Он, завороженный, едва выплыл из полусна:
– Зачем все это? Старый Город давно закрыт. Интересно, что там осталось?.. – Вновь окунулся в сказочное пространство небывалого квартала: – А здесь разве тоже живут люди? Никого не видно.
– Ну, почему?.. – Вскользь ответила Сонька и осмотрелась: – Куда сядем?
– Все равно. Как интересно. Будто сидим на улице.
– На улице и сидим.
– Нет, прямо вот… как будто здесь может проехать машина. А почему так тихо?
– Вечер.
– Здесь совсем другой воздух, – поделился своим наблюдением Жорка.
Она пожала плечами, предположила:
– Кофе пахнет.
– Нет, вообще… – Повел рукой. – Вдали он качается. Улица тает. Тянет весной. Вольным ветром. Там в конце – загадка. Несбыточное. Дорогое.
– Здесь хорошо, – просто сказала Сонька.
– Голова кружится, как будто праздник Весенних выборов суперканцлера Юлия – суперканцлером…
– Не начинай!
…
Кофе в белых небольших чашечках. Коричневая пена. Дымком поднимается пар.
Жорка пробует.
– Ничего так…
– Ничего?
– Да.
– Ты пил такой кофе?
Жорка молчал.
– Ты что?
– А что?
– Нос побелел и щеки.
– Просто так. Скоро уходить.
– Не последний день живем.
Жорка с трудом перевел дыхание и выдохнул, имея в виду что-то свое:
– Да?
Сонька махнула синей с серебром картой перед автоматом. Запустила руку за шторку и извлекала тарелку.
На тарелке лежали два желтых тоста.
– Я ел такие. Мама…
Вырвалось, и он тут же замолчал. Глянул на шлагбаум.
– Что мама? – Легкомысленно взбила Сонька свою желтую челку.
Она ничего не замечала.
Пододвинула к нему тарелку.
– Что мама?
– Ничего. Я не хочу.
– Давай за кампанию. Целый день не ели.
– Пять часов. Я ел в обед. Морковку.
Она засмеялась:
– Какая это еда! Бери…
На зубах у нее похрустывало.
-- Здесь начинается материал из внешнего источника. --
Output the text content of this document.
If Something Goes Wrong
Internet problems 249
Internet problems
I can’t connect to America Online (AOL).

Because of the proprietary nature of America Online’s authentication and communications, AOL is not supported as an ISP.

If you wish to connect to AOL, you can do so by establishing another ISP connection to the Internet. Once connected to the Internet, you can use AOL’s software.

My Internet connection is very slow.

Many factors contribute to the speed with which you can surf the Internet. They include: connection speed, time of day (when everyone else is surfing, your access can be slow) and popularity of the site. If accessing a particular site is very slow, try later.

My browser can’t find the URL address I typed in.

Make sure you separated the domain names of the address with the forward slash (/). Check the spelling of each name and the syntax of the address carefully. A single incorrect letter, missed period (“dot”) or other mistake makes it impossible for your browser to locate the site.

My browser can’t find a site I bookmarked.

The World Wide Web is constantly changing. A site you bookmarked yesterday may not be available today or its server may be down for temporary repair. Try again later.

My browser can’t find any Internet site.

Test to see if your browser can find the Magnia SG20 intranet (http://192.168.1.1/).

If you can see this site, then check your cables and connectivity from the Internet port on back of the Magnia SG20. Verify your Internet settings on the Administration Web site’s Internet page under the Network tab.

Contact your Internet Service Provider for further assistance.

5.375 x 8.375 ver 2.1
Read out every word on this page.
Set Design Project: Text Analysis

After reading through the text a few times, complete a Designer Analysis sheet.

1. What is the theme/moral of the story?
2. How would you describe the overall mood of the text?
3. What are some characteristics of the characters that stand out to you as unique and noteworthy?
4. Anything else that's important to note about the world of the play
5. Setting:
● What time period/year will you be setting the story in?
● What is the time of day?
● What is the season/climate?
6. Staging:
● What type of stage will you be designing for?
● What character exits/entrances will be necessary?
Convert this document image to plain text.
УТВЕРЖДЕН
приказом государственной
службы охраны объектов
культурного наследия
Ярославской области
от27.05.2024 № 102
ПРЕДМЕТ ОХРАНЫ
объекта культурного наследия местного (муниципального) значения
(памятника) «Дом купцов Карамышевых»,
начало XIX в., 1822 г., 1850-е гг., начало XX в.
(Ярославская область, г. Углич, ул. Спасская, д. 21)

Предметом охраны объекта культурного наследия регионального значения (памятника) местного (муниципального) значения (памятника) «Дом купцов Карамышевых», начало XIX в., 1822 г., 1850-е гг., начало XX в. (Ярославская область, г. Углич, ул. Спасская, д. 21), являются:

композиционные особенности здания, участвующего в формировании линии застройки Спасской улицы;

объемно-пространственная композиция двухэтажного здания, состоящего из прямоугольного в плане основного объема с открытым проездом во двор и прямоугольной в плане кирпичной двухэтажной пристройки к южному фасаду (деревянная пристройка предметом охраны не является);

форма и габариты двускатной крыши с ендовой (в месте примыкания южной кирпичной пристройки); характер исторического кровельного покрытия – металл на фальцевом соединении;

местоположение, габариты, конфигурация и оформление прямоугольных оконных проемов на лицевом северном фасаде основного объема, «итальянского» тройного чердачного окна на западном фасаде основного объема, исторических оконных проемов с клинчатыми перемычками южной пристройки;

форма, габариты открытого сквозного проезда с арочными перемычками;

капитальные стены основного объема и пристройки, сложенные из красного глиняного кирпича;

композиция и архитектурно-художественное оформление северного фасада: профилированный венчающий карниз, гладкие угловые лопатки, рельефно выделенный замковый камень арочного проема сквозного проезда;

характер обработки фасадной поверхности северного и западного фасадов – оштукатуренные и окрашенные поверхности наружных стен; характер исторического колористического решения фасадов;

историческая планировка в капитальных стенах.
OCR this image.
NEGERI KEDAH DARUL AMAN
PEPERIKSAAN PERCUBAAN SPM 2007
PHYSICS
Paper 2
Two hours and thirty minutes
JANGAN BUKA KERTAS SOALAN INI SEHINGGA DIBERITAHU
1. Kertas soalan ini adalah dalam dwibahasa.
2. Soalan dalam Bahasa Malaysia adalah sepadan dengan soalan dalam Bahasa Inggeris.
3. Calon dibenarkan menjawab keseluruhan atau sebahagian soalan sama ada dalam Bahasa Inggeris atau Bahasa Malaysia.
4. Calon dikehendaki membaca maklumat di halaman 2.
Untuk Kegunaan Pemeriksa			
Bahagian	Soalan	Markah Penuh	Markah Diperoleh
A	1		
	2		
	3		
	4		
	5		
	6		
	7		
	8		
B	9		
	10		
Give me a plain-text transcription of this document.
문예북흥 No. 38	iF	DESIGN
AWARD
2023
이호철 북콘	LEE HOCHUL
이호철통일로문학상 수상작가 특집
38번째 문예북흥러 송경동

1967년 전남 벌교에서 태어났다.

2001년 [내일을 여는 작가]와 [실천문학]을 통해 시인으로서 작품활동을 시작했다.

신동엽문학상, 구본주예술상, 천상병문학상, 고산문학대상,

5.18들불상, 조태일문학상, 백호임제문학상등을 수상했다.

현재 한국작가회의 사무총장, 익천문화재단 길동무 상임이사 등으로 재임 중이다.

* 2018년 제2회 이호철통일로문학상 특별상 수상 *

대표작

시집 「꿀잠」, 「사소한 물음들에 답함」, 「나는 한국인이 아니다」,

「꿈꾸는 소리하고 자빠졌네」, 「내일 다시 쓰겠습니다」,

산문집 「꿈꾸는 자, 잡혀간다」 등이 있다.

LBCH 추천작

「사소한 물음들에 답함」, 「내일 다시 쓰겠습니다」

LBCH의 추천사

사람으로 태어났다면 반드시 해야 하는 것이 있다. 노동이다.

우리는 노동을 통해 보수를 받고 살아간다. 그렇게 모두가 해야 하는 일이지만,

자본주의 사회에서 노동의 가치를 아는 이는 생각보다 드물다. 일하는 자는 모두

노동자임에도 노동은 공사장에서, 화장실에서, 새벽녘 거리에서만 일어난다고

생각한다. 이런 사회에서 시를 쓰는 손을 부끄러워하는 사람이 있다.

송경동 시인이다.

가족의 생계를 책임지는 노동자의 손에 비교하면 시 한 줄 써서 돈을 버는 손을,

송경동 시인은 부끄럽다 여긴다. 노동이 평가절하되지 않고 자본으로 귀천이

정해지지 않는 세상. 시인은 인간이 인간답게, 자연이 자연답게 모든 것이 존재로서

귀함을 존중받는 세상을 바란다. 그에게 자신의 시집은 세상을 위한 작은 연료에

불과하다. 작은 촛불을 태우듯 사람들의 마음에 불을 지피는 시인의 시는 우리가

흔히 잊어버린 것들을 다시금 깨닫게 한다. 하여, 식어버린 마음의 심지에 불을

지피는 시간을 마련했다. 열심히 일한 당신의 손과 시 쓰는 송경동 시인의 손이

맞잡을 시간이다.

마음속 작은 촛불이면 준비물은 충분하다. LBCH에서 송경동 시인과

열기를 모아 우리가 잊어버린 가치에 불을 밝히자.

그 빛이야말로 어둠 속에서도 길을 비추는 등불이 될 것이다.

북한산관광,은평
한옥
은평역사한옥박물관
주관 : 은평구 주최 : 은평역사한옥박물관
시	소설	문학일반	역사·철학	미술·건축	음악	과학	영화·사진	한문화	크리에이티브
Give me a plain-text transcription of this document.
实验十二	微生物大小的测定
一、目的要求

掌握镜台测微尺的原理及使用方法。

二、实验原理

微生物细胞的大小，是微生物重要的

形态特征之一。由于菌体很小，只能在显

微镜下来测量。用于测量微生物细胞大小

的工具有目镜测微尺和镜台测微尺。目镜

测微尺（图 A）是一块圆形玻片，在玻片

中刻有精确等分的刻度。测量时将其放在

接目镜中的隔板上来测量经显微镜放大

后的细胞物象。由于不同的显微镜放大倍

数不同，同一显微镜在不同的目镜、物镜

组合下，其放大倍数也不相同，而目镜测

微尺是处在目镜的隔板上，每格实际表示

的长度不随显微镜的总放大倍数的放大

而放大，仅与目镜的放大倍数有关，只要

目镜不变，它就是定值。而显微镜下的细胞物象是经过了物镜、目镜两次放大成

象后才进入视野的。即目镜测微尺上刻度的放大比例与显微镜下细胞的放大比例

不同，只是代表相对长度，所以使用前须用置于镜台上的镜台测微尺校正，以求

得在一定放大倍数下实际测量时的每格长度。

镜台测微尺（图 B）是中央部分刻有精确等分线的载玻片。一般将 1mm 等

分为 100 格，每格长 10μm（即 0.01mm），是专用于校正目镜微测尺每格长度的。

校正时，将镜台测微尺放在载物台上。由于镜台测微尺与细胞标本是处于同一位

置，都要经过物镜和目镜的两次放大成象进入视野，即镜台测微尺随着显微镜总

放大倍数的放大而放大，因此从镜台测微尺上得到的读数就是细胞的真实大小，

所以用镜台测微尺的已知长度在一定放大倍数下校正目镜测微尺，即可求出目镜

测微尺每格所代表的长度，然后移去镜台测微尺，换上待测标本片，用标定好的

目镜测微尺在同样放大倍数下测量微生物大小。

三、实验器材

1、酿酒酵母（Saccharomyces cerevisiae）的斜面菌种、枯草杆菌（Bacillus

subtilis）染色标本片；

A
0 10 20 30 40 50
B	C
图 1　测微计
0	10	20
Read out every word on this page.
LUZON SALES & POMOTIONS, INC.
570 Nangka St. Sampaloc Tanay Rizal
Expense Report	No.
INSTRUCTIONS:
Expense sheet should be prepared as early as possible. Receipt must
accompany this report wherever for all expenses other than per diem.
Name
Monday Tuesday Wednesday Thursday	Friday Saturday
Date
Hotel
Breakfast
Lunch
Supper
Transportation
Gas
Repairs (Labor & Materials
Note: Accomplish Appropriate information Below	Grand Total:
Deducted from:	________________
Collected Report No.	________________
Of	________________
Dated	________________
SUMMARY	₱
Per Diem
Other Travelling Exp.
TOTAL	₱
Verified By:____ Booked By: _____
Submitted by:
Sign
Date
Поджаренный хлеб, масло…
Жорка невольно принюхивался. Отворачивал голову.
– Поэт – бог в мире суеты, – сказала она.
– Как это?
И тут же понял – как.
Она все тянула его к небу, от ложных страхов:
– Забей, чувак. На всякое такое… – Покрутила двумя пальцами над головой, точно щекотала это самое небо. – На дребедень.
Он пролетел взглядом по блестевшей стеклами брусчатой улице.
– Просто я не привык.
Взял тост и захрустел еще громче нее.
Они хрустели и хохотали.
Жорка повторял:
– Дребедень…
И они смеялись еще больше.
…
Смех улетел. Мелькнули прекрасные с горящими закатно стеклами дома.
Жорка поднялся над ними, пролетел мимо пальмы и упал на перекресток. На перекрестке стоял Чорный.
– Ну, как там? На полигоне? – Спросил его Жорка.
– Да всего завались. Горы продуктов.
– Я так и думал. А морковка есть?
– Ее больше всего.
Жорка улыбнулся. Он был счастлив. И тут еще Ванька так кстати!
– А от тебя опять чем-то разит! – Потянул носом Чорный.
– Так и от тебя тоже.
– От нас разит по-разному, Жорик! От меня продуктами, – поднес руку к носу, поморщился, – а от тебя опять деликатесами.
– Ты пил кофейный напиток «Золотой Ярлык»?
– Ну. Было дело. Один раз.
– Так вот это не кофе.
– Что?
– Там кофе. За шлагбаумом.
– Где? – Никак не мог понять Сорный.
– Там. У стен Старого Города. Не доходя… Там есть такое кафе как на картинках в старых книгах. Вдел? – Вздохнул и восхитился: – Там удивительная улица, Ванька! Такая вся… блестит. Но тихо. И там стучит трамвай по рельсам, мягко-мягко! И тоже тихо.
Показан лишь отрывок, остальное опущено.